Analysis module 250, for the service data that analytic record module 240 records, each Hand up homework runs complete, after logging modle 240 records service data, analysis module 250 all can carry out the operation characteristic analyzing this operation, when analysis, for submitting the operation run repeatedly to, analysis module 250 analyzes after cumulative to up-to-date service data and the service data all previous before of this operation, and the operation characteristic of this operation finally latest analysis drawn replaces the operation characteristic that in database, this operation stored originally.Like this, the operation characteristic of this operation stored in database is dynamic change, and result is tending towards more accurately.Therefore, even if not when the operation characteristic of the operation of submit in enquiry module 220 Query Database, certain node group that this operation submitted module 230 acquiescence is submitted to isomeric group gets on operation, after logging modle 240 records the service data of this operation, analysis module 250 just can analyze the operation characteristic drawing this operation, and the application type of this operation and operation characteristic are stored in database, when the operation of submit again needs to submit to after current operation, enquiry module 220 just can inquire the operation characteristic of this operation, if this operation repeatedly submits operation to, logging modle 240 records repeatedly service data, analysis module 250 analyzes the operation characteristic drawn accordingly will be tending towards accurate.

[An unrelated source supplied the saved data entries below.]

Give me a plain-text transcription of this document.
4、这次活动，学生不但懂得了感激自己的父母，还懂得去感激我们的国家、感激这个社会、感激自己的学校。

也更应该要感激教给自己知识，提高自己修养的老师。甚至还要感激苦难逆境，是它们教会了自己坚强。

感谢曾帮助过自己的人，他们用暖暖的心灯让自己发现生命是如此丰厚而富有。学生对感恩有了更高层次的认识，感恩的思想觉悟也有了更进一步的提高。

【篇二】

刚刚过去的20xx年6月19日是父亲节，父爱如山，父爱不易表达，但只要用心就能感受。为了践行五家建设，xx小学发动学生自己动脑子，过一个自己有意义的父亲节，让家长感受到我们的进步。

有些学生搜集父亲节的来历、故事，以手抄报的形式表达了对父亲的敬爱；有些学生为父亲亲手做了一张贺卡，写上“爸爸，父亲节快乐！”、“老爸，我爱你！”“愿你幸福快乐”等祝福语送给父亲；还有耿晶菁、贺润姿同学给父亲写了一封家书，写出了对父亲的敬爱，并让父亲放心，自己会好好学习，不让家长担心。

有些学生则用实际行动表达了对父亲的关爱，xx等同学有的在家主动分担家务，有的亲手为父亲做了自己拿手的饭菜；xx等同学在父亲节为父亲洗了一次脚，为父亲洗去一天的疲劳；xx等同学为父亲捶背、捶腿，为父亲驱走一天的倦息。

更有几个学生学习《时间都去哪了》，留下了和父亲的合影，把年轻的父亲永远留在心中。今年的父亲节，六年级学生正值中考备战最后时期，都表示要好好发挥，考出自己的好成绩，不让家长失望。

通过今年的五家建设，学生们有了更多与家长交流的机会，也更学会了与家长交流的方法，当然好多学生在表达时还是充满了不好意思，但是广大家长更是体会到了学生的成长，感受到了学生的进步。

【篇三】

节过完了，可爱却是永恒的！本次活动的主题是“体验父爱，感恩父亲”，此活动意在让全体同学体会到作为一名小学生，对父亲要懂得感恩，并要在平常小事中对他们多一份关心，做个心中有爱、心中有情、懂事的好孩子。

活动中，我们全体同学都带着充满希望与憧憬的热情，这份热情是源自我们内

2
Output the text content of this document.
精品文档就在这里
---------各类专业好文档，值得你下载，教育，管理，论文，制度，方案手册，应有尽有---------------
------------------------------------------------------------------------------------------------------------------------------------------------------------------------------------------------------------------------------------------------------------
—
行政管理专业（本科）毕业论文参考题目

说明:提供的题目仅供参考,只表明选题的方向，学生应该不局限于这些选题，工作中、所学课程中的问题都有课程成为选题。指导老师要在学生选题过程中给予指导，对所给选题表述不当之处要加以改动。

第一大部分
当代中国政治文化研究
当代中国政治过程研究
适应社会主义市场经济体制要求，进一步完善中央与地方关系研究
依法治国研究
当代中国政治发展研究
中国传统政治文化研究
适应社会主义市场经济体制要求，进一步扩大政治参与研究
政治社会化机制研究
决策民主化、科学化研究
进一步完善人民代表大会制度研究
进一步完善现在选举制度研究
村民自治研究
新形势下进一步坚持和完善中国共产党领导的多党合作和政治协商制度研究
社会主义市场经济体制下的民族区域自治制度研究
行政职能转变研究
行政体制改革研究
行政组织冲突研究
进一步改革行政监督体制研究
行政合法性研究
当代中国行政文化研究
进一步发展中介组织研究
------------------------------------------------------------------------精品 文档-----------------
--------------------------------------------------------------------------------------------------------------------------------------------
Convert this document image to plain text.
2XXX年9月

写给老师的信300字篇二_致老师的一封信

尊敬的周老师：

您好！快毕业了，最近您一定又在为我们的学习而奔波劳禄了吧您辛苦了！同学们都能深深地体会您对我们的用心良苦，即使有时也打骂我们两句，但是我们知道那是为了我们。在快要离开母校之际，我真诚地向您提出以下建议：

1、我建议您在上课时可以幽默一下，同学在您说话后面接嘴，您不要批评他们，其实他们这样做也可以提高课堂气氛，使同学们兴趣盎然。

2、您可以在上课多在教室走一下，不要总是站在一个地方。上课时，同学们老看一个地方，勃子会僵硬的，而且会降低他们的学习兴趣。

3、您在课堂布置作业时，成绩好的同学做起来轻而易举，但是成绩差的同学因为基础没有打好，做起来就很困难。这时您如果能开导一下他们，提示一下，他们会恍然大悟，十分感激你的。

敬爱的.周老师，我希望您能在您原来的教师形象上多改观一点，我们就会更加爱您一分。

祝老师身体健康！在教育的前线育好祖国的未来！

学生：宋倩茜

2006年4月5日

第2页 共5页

Wherein, the service data that logging modle 240 records comprises internal memory use amount, process number, the nodes of use, each node memory of use, memory usage threshold value, one process EMS memory occupation amount threshold value, working time and CPU holding time.The operation characteristic stored in database comprises memory-intensive and CPU is intensive.Memory-intensive refers to that the ratio of each node memory sum of internal memory use amount and use is greater than 90% and the ratio of internal memory use amount and process number is greater than 1G; CPU intensity refers to that the ratio of CPU holding time and working time is greater than 90%.Internal memory use amount refers to the internal memory sum that all processes of the type operation are used.
By the present invention's at least one technical scheme above-mentioned, by each node of isomeric group to be divided into the node group with different characteristic according to hardware information, the Hand up homework when submit goes to run to the node group of individual features according to the operation characteristic of the operation when submit by dispatch server.Take into full account the feature of operation and isomeric group self like this, run by the node group of applicable this operation of operation, improve the efficiency of job run on the one hand, for the high performance software comprising many operations, improve the efficiency of high performance software, also improve the service efficiency of isomeric group simultaneously.And each run data of job scheduling middleware record operation, and after this operation each run is complete, the service data of this operation and the history data of this operation are added up, reanalyse the operation characteristic of this operation, thus constantly correct, improve the accuracy of operation and operation node group coupling.
The foregoing is only the preferred embodiments of the present invention, be not limited to the present invention, for a person skilled in the art, the present invention can have various modifications and variations.Within the spirit and principles in the present invention all, any amendment done, equivalent replacement, improvement etc., all should be included within protection scope of the present invention.